Tale obiettivo è stato pienamente conseguito grazie al lavoro sul campo dei soci di SiciliAntica (Figg. 2 e 3), che sono stati, dato di non secondaria importanza, i primi abitanti di Centuripe a scavare per l’interesse della collettività e non per trarre dallo scavo guadagni illeciti.

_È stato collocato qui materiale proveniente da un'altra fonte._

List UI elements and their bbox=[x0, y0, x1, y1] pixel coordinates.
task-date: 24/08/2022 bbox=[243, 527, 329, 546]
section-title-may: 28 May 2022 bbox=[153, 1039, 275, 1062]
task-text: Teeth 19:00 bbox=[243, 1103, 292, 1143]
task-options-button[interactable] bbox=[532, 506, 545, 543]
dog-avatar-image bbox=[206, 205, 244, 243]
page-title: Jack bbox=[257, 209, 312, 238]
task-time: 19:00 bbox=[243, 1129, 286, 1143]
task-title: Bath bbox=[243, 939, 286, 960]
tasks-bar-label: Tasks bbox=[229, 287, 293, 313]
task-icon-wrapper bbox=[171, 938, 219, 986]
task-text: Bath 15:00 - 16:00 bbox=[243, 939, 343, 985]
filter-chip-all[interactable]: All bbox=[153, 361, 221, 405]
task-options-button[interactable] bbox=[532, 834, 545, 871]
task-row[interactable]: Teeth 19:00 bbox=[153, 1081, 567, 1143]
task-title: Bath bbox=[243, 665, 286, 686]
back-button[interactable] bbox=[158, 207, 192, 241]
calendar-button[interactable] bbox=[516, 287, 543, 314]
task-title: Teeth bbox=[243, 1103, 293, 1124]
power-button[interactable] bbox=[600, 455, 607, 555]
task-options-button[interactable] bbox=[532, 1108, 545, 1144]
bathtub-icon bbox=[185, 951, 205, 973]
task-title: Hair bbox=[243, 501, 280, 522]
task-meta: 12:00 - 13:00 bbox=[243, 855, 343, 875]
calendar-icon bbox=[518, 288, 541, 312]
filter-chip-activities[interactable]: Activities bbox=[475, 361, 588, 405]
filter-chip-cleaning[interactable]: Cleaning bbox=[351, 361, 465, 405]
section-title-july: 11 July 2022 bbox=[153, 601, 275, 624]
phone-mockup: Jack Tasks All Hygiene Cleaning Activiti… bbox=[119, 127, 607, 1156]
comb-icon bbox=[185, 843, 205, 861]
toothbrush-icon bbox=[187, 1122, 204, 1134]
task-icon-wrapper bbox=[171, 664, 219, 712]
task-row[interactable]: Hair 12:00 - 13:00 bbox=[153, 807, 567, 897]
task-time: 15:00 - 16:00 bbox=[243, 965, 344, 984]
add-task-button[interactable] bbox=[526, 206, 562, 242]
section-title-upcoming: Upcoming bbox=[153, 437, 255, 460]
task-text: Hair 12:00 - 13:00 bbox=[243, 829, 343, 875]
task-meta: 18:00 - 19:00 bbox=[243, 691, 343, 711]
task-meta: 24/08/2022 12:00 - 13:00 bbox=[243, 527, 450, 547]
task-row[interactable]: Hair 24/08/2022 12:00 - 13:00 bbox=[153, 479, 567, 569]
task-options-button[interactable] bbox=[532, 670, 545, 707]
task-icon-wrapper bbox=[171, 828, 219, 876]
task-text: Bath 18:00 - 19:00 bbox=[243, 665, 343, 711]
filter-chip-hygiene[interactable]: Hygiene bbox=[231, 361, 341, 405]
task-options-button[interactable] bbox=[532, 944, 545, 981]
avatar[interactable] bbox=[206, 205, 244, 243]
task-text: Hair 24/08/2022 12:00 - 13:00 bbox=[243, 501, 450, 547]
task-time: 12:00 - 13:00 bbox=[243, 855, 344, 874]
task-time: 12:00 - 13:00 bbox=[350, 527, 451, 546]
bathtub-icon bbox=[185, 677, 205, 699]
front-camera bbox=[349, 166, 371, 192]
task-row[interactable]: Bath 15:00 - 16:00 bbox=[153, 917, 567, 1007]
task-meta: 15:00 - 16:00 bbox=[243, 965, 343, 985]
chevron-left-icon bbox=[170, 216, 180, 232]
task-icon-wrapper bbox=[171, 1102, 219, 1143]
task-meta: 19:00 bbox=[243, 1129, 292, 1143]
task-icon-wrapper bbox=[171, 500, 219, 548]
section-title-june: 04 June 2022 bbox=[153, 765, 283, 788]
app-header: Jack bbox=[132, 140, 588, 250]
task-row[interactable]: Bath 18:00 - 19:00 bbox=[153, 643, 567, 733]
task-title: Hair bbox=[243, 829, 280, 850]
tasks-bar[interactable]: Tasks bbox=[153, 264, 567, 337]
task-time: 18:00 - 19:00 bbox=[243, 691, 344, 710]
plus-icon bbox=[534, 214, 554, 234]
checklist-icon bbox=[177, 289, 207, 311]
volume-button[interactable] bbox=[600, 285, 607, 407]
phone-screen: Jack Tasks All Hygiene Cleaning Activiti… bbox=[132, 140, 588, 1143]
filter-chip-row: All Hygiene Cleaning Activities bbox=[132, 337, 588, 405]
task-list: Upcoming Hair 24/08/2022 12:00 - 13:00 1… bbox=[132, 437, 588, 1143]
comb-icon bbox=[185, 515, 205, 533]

In un punto della cima i clandestini avevano scavato qualche buca e avevano abbandonato un centinaio di frammenti di vasi dell’Età del Bronzo antico, da alcuni dei quali era stato possibile ricostruire, nel 1991, quasi per intero due vasi (Figg. 4 e 5) ora esposti nel Museo Civico di Centuripe. A distanza di quasi vent’anni, dietro autorizzazione della Soprintendenza BB.CC.AA. di Enna e dei proprietari dei terreni, si sono riaperte le buche lasciate dai clandestini e sono stati recuperati, così, un altro centinaio di frammenti preistorici, alcuni dei quali sono riprodotti a Fig. 6. Nei pressi, lo svuotamento di un anfratto (Fig. 7), che era stato parzialmente scavato, ha permesso un’importantissima scoperta: la rientranza rocciosa, apparentemente naturale, si è rivelata infatti una tomba risalente all’Età del Bronzo antico (Fig. 8), la più antica documentata nella zona immediatamente circostante Centuripe. Essa, purtroppo, era già stata saccheggiata nell’antichità e, pertanto, non ha restituito che pochi frammenti di vasi (Fig. 9), i quali, una volta restaurati, saranno esposti nelle vetrine del Museo Archeologico di Centuripe. Altri due anfratti, invece, si sono rivelati naturali (Figg. 10 e 11).

Altre operazioni di pulitura dei “saggi” dei clandestini in altre zone del colle hanno permesso di datare al IV-I secolo a.C. resti di varie abitazioni sparse sulla cima (Figg. 12-16) e di identificare le fondazioni di un edificio probabilmente non abitativo (Figg. 17 e 18).